Problem Description
There is a tree of n nodes, and each node in the tree has a positive integer weight. If a point is selected, none of its neighbors on the tree can be selected. What is the weight and maximum of the selected points?
input format
The first line contains an integer n.
The next line contains n positive integers, the ith positive integer representing the weight of point i.
There are n-1 lines in total, each describing an edge in the tree.
Output Format
Output an integer representing the maximum value of the weight sum of the selected points.
Sample input
5
1 2 3 4 5
1 2
1 3
2 4
2 5
Sample output
12 Sample
description Data size and convention
For 20% of the data, n <= 20.
For 50% of the data, n <= 1000.
For 100% of the data, n <= 100000.
The weights are all positive integers not exceeding 1000.
The idea of solving
this problem is:
using the method of diffusion deep search , now traverse all nodes once, then backtrack , and record the sum of the weights (including its child nodes) taken or not taken by each node in turn, such as: take point i , then add and do not take the sum of the weights of the sub-byte; if not take the i point, compare the maximum value of the sum of the weights of the sub-node or not, and add the larger one. Go back all the way to the root node, and finally compare whether to take the root node or not, and display the final result.
code show as below:
import java.util.Arrays;
import java.util.Scanner;
/**
* @author 作者 : Cactus
* @version 创建时间:2018-3-20 下午09:23:20
*/
public class Main {
private static int[][] arr_node = new int[100000][2];// 用于记录每个节点,选1或者不选0,其权值和(该节点和其所有子节点)

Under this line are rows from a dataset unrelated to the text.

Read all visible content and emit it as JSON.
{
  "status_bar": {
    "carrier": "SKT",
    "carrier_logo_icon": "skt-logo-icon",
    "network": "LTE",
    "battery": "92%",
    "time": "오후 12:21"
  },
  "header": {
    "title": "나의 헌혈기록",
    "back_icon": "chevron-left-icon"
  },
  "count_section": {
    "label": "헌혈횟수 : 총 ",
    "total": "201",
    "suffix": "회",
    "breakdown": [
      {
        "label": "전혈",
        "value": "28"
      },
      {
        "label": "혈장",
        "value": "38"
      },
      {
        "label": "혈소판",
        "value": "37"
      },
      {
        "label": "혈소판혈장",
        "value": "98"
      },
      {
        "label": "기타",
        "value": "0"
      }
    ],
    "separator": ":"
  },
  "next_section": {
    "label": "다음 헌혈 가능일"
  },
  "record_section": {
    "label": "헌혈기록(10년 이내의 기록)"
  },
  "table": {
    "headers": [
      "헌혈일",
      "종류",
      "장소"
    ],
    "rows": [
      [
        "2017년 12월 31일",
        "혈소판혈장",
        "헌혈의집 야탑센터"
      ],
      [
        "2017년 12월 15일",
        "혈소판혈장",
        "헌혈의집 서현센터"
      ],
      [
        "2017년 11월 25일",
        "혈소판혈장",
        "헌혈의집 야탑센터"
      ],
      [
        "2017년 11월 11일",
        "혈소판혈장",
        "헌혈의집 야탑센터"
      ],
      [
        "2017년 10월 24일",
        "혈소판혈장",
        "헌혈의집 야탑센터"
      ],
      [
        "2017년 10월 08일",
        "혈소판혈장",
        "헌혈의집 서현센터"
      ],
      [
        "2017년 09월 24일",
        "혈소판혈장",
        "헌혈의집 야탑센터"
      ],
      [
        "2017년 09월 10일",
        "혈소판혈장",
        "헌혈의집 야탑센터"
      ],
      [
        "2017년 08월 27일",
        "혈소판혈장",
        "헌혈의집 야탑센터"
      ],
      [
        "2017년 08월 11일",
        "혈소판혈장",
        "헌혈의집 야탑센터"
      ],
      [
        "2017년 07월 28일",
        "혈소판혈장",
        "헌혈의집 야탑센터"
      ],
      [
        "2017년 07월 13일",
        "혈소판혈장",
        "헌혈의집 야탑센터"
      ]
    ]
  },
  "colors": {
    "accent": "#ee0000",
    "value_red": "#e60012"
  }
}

private static int[][] arr_route = new int[100000][100];// 用于记录每个节点的孩子节点
public static void main(String[] args){
Scanner sc = new Scanner(System.in);
int n = sc.nextInt();
//Arrays.fill(arr_node, 0);
for(int i = 1; i <= n; i++){
arr_node[i][1] = sc.nextInt();
}
//Arrays.fill(arr_route, 0);
int start,end,j,k;
for(int i = 0; i < n - 1; i++){
start = sc.nextInt();
end = sc.nextInt();
j = 0;
k = 0;
while(arr_route[start][j] != 0){
j++;
}
arr_route[start][j] = end;
while(arr_route[end][k] != 0){
k++;
}
arr_route[end][k] = start;
}
sc.close();
//以上为存放相关数据
dfs(1,0); //动态规划+深度搜索,从创建的数的根节点(即第1个顶点,0表示根节点的父母节点)开始进行DFS遍历
System.out.println(fmax(arr_node[1][0],arr_node[1][1])); //比较第一个节点,选或不选哪个权值和更大,并输出
}
private static void dfs(int x, int f){
int i,k;
k = 0;
while((i = arr_route[x][k]) != 0){
k++;
if(i != f){ //当前节点!=其父节点,防止出现start的孩子成为start的父亲情况
dfs(i,x); //深搜
arr_node[x][1] += arr_node[i][0]; //取x,则加上不取其子节点i的权值和
arr_node[x][0] += fmax(arr_node[i][0],arr_node[i][1]);// 不取x,则选择取或不取其子节点i的权值和大者
//状态转移方程
}
}
}
private static int fmax(int a, int b){
return a > b ? a : b;
}
}
The final test result is only 50 points, and the remaining five test cases are prompted to run errors, and the reason has not yet been found (it may be a timeout). But the C++ version is fully operational.
This code will be improved in the future. To speed up the speed of writing questions recently, I can only put it aside for a while.
Recently, I have involved a lot of algorithm problems, and it is very difficult to do. I also reminded myself from the side that my foundation is not solid enough, but I am also very happy. Although it is difficult to do, I can clearly feel my progress. come on!